Les ratés informatiques de l’État trahissent un problème de structure, pas de technologie
Les récents ratés informatiques au sein de l’État québécois sont souvent attribués à des problèmes techniques. Pourtant, après plus d’une décennie comme consultante en informatique dans plusieurs ministères et plusieurs grandes organisations du secteur des assurances, je vois s’imposer une autre réalité : le problème est d’abord organisationnel.
En début de carrière, dans le secteur privé à Montréal, je prenais en charge l’ensemble du cycle de développement, de l’analyse au déploiement. Cette continuité permettait une compréhension fine des systèmes et une meilleure anticipation des écueils, malgré des estimations déjà souvent optimistes.

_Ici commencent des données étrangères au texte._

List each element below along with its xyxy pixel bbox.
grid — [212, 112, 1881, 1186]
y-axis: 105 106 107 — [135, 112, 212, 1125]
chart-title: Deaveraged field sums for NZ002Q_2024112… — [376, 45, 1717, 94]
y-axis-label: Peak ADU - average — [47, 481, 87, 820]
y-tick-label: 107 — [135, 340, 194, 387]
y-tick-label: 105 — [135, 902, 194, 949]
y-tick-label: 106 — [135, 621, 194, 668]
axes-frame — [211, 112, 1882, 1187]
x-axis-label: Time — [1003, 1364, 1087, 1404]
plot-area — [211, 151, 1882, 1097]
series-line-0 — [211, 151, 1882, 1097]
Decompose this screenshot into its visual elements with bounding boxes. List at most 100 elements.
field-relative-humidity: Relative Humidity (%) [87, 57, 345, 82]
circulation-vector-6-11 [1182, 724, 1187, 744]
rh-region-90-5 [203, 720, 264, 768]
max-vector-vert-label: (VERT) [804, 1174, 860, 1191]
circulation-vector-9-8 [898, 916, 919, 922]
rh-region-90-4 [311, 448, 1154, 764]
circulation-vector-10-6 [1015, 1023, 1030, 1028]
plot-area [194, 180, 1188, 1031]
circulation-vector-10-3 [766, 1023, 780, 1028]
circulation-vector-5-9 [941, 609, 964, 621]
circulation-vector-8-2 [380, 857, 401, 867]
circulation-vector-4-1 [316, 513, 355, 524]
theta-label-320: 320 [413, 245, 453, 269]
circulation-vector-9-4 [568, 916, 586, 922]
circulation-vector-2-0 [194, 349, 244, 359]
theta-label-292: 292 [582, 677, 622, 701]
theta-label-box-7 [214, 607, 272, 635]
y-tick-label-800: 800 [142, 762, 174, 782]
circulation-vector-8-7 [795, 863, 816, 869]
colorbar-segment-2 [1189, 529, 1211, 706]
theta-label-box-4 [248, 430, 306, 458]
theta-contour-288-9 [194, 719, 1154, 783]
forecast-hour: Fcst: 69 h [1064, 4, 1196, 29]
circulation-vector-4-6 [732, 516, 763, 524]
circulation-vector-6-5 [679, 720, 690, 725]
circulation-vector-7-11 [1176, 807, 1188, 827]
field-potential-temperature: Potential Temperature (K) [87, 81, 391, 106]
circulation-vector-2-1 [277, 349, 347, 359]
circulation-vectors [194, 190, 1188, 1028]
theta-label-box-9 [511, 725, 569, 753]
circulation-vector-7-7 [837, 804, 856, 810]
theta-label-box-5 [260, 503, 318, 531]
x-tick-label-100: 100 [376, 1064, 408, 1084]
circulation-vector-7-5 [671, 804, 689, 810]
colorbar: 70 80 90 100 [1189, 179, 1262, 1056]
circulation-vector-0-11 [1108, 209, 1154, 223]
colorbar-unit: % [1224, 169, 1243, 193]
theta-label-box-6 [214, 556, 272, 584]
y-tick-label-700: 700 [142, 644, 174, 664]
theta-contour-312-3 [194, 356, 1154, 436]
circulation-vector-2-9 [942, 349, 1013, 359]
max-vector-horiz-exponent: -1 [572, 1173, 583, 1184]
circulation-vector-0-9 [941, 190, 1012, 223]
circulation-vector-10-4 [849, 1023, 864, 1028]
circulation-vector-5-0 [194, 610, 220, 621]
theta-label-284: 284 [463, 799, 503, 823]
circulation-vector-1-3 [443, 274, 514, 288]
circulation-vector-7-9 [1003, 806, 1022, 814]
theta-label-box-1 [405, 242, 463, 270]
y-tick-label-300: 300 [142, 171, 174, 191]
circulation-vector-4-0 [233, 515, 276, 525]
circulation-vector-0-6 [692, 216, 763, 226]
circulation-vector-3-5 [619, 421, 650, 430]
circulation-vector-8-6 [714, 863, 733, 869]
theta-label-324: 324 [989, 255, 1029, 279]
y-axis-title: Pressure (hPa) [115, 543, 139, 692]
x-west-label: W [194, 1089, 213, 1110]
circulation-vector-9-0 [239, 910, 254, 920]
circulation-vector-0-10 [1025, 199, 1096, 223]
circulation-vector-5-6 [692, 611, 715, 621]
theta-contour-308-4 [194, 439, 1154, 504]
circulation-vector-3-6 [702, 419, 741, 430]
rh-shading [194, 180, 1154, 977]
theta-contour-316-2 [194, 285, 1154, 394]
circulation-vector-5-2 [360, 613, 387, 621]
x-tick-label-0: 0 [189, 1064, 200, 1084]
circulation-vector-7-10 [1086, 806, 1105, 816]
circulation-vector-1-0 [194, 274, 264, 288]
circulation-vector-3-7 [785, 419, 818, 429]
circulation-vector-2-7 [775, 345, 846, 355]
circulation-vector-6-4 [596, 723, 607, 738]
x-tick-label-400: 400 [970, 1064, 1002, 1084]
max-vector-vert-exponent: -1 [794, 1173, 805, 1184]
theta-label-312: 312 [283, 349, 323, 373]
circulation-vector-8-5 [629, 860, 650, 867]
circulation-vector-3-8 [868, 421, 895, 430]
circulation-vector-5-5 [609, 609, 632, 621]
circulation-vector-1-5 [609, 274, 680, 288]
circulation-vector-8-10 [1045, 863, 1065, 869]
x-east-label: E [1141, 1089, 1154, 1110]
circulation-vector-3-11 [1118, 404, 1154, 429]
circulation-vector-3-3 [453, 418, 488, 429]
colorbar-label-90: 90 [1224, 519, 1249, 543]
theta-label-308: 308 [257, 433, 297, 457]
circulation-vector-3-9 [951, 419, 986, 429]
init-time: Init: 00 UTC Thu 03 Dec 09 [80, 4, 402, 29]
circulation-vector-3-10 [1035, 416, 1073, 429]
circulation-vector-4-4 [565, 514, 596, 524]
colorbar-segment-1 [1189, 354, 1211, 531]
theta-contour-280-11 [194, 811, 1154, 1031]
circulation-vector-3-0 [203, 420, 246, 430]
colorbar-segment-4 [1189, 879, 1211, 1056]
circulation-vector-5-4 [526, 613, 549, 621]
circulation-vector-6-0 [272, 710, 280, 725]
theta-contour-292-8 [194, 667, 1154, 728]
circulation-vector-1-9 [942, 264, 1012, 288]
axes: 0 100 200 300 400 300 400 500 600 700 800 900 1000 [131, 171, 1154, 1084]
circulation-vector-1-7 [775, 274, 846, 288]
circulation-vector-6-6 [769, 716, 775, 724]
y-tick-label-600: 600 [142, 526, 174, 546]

Dans les structures gouvernementales et parapubliques, ce cycle est fragmenté. Analyse, développement et tests sont confiés à des équipes distinctes. En théorie adaptée à la complexité des projets, cette spécialisation crée en pratique des vases clos qui nuisent à la cohérence des solutions et qui augmentent les risques d’erreurs et de retards.
Le rôle des analystes illustre bien cette dérive. Trop souvent, ceux-ci n’ont pas pratiqué la programmation depuis leurs études et ne maîtrisent pas les technologies utilisées. Concevoir une solution sans tenir compte des contraintes techniques complexifie inutilement les systèmes, augmente les risques d’intégration et allonge le travail.
À plusieurs reprises, j’ai dû agir comme intermédiaire entre architectes fonctionnels et technologiques, dont les visions divergeaient faute de langage commun. Ce manque d’alignement ralentit les décisions et fragilise les projets.
À cela s’ajoute une distance marquée entre décideurs et équipes de développement. En gestion de projet, on ne peut optimiser que deux des trois paramètres suivants : délais, coûts et qualité. Or, dans plusieurs projets publics, les échéanciers sont fixés d’avance. Les conséquences sont prévisibles : les coûts augmentent et la qualité en souffre.
Les professionnels sur le terrain, soit les analystes, les développeurs, les architectes et les gestionnaires de projet, sont souvent découragés de signaler les risques. Cette culture, qui privilégie le respect des échéanciers affichés au détriment de la transparence, contribue directement aux dépassements.
Elle entraîne aussi des répercussions humaines importantes. Les développeurs, portés par un fort sens des responsabilités, se retrouvent fréquemment sous pression pour compenser des échéanciers irréalistes, au prix de nombreuses heures supplémentaires. Cette intensification du travail augmente les risques d’erreurs, nuit à la qualité de vie et favorise l’épuisement professionnel.
Si l’on souhaite éviter la répétition de situations comme celle de SAAQclic, il faudra s’attaquer aux causes structurelles. Favoriser des équipes intégrées, rapprocher les rôles techniques et décisionnels et valoriser la communication des risques sont des pistes incontournables.
Les difficultés informatiques de l’État ne relèvent pas d’un manque de compétences, mais d’un mode d’organisation qui empêche ces compétences de s’exprimer pleinement.